UWindsor languages expert Giuliana Salvato says hand gestures are vital tools for fully communicating, so when teaching adults a new language, it should become common practice to teach culturally-specific gestures along with speech.
In her new book Looking Beyond Words: Gestures in the Pedagogy of Second Languages in Multilingual Canada, published by Cambridge Scholars Publishing, Dr. Salvato explains the communicative and cognitive value of gestures and their repercussions in language education.
“If you are Italian, you belong to the Italian community and growing up you will naturally acquire a repertoire of cultural gestures specific to the Italian community,” she says. “It is a disservice to not teach gestures to students who are trying to become truly bilingual or multilingual.”
Salvato, an associate professor of Italian studies, says there is an issue with Italian gestures being stereotyped—people focus more on the stereotype than on the reason why speakers produce gestures. As part of her research, Salvato asked Canadian students to interpret Italian cultural gestures.
“To truly learn Italian, or any other language, I think students need to become acquainted with the cultural gestures that belong to the target community as well as the values that that community attributes to gestures.”
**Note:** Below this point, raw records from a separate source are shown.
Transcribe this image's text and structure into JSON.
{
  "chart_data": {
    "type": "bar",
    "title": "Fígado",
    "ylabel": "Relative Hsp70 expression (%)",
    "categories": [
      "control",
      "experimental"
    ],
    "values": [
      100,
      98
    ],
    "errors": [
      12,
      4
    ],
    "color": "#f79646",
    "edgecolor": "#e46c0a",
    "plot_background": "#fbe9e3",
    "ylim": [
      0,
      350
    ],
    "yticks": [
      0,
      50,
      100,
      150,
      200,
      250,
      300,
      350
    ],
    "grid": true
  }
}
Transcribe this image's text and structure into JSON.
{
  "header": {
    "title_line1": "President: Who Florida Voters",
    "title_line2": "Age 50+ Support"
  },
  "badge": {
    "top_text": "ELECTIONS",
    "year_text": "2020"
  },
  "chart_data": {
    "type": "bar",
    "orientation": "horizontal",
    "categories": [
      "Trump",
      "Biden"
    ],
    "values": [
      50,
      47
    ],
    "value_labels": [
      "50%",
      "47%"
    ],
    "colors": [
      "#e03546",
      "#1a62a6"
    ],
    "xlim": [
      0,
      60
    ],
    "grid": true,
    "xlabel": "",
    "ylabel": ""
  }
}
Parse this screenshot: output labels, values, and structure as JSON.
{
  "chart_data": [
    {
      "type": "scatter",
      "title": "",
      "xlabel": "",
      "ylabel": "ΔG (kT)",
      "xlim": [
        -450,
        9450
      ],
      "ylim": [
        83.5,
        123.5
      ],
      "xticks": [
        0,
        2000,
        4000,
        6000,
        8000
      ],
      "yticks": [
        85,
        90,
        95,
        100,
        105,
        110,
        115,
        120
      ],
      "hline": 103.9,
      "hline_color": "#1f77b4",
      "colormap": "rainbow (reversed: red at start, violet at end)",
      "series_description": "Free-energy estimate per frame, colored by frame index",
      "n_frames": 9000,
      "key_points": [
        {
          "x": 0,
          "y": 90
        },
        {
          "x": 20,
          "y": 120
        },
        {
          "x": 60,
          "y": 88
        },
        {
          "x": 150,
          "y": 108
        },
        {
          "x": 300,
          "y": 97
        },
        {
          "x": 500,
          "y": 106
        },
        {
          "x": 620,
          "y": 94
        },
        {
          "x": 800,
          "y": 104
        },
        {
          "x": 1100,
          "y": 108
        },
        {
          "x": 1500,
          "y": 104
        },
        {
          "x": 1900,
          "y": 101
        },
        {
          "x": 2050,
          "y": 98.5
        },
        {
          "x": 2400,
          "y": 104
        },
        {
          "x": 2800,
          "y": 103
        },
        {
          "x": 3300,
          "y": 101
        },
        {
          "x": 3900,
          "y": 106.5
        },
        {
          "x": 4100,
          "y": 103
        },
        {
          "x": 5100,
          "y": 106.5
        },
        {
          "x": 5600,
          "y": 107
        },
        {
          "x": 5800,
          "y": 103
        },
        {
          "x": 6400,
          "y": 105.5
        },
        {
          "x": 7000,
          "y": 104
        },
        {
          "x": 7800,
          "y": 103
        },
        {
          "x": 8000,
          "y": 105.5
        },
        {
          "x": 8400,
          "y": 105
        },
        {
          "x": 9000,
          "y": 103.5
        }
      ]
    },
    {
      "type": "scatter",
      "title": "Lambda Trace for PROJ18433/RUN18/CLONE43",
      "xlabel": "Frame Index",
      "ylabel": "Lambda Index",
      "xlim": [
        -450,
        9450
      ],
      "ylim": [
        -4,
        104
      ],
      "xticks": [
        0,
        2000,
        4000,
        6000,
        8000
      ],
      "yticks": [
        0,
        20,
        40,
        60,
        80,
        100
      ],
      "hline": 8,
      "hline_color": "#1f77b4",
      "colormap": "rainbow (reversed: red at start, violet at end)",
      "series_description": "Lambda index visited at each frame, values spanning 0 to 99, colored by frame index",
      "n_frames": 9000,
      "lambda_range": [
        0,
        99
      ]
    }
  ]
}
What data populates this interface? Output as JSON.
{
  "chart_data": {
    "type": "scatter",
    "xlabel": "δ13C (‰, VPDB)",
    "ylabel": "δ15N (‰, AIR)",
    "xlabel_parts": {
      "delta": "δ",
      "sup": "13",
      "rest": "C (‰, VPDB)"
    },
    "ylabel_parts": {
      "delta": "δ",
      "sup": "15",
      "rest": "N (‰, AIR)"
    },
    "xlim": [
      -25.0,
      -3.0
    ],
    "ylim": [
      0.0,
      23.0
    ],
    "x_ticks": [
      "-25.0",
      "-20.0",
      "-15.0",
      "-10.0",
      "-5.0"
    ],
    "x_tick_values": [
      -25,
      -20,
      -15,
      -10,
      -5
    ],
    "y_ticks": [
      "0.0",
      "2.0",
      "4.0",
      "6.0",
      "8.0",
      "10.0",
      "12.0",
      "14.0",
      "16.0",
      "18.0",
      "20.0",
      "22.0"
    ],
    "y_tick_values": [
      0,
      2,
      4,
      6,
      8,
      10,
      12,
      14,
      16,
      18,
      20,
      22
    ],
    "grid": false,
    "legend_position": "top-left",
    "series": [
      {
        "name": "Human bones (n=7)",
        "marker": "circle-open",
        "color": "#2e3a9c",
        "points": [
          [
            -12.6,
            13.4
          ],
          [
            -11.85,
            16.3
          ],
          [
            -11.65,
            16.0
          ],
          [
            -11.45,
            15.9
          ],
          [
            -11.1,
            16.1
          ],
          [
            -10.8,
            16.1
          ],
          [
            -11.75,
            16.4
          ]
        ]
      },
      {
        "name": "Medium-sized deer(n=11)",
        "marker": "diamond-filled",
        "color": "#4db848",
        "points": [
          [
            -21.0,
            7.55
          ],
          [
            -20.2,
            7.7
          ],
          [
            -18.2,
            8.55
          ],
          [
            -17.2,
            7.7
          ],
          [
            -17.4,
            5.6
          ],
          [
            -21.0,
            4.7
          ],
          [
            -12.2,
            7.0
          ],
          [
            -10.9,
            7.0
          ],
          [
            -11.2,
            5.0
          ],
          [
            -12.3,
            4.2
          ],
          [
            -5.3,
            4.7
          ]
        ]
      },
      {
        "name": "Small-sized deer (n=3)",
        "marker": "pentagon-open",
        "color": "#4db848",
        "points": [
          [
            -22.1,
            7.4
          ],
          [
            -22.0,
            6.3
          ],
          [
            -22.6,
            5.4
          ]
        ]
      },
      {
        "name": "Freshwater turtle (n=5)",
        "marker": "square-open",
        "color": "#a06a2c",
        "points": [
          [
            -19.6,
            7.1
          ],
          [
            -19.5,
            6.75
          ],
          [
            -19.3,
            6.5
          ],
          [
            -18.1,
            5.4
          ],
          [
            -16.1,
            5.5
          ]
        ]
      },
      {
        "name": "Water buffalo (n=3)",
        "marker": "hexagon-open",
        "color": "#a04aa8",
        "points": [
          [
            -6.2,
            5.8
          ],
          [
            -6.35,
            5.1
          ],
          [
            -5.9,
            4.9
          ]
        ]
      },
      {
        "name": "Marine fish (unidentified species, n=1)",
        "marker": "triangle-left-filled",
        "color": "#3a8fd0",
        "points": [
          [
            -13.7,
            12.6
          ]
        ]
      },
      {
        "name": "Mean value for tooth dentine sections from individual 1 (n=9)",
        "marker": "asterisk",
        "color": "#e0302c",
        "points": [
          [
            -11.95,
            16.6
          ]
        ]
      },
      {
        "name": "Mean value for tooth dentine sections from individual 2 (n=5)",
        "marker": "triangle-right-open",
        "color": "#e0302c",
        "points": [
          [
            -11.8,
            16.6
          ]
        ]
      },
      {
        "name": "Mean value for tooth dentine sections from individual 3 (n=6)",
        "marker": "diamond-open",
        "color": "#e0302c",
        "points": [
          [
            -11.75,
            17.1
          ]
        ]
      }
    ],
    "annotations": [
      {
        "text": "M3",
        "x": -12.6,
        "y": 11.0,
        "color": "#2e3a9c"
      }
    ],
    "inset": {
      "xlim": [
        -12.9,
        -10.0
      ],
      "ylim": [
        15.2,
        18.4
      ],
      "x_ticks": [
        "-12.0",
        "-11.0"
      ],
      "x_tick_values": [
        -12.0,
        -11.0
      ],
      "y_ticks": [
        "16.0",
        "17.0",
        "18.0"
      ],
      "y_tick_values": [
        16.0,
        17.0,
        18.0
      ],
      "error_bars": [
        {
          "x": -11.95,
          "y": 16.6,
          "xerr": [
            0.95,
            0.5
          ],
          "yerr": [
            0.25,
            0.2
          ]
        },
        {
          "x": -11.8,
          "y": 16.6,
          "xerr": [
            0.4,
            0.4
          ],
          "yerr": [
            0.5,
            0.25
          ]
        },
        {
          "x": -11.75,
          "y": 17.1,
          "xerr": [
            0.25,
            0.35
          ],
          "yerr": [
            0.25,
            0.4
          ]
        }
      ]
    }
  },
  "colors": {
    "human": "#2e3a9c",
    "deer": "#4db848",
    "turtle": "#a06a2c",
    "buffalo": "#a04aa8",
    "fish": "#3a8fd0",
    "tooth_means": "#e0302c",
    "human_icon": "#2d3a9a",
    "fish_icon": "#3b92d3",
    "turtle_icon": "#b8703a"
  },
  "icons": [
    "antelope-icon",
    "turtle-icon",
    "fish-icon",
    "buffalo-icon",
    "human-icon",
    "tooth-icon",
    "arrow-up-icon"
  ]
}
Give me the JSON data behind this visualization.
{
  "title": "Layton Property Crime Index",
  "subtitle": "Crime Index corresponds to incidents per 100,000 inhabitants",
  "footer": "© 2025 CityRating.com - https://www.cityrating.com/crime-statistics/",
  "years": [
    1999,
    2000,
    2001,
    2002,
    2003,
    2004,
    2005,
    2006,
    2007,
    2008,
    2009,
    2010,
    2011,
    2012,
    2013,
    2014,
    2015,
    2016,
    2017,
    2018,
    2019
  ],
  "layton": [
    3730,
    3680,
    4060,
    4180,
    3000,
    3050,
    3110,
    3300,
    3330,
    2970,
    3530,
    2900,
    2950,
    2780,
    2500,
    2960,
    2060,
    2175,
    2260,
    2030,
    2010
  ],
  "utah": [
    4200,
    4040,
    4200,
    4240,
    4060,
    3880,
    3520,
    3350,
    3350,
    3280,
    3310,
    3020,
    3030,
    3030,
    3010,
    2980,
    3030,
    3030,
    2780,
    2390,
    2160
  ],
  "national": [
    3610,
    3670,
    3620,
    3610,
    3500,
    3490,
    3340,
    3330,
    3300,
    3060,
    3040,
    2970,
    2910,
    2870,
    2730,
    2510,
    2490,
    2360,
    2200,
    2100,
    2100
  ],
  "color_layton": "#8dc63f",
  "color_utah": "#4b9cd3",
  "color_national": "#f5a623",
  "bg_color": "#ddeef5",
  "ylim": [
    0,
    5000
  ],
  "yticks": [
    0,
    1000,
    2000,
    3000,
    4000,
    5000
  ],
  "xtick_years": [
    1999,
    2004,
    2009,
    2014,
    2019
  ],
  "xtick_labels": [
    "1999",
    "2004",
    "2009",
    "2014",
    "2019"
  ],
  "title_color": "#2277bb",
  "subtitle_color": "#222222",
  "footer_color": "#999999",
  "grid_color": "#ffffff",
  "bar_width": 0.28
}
She says some gestures are recognizable only to native speakers, though some have become internationally understood—the high-five, the thumbs-up, or a looped forefinger and thumb to indicate that everything is okay.
“Through experience of living in a community of speakers and learning your native tongue in that community of speakers, you basically develop ability of communicating appropriate to that particular community,” she says.
In addition to cultural gestures, Salvato says there are cognitive value gestures as well, which are entrenched in the expression of thought. When delivering information, people automatically and naturally use these gestures in concert with words.
“We don’t even think about it, but when we communicate we express our thoughts, and in expressing our thoughts we use the verbal and non-verbal channels,” she says. “This defines humanity. No matter what the culture of origin of that humanity, everybody does it.”
Examples of cognitive gestures include someone pacing their speech by hand gestures, using hands to show the size of an object, or tapping on the table to emphasize a point, all in an effort to deliver information. Salvato says people use these gestures even when their hands cannot be seen, such as when speaking on the telephone.
Salvato’s research centres on university-aged adults learning a third or fourth language. After a decade of studying the use of gestures in communication, she says she cannot look at them in the same way.
“In the beginning, I used to look at gestures from a folkloristic or stereotypical perspective, but now I see it as a serious, complex matter that is intricate and mysterious,” she says. “For most of us, it is beyond our control, but our gestures define us culturally and help us fully express thought—this is intricate and mysterious.”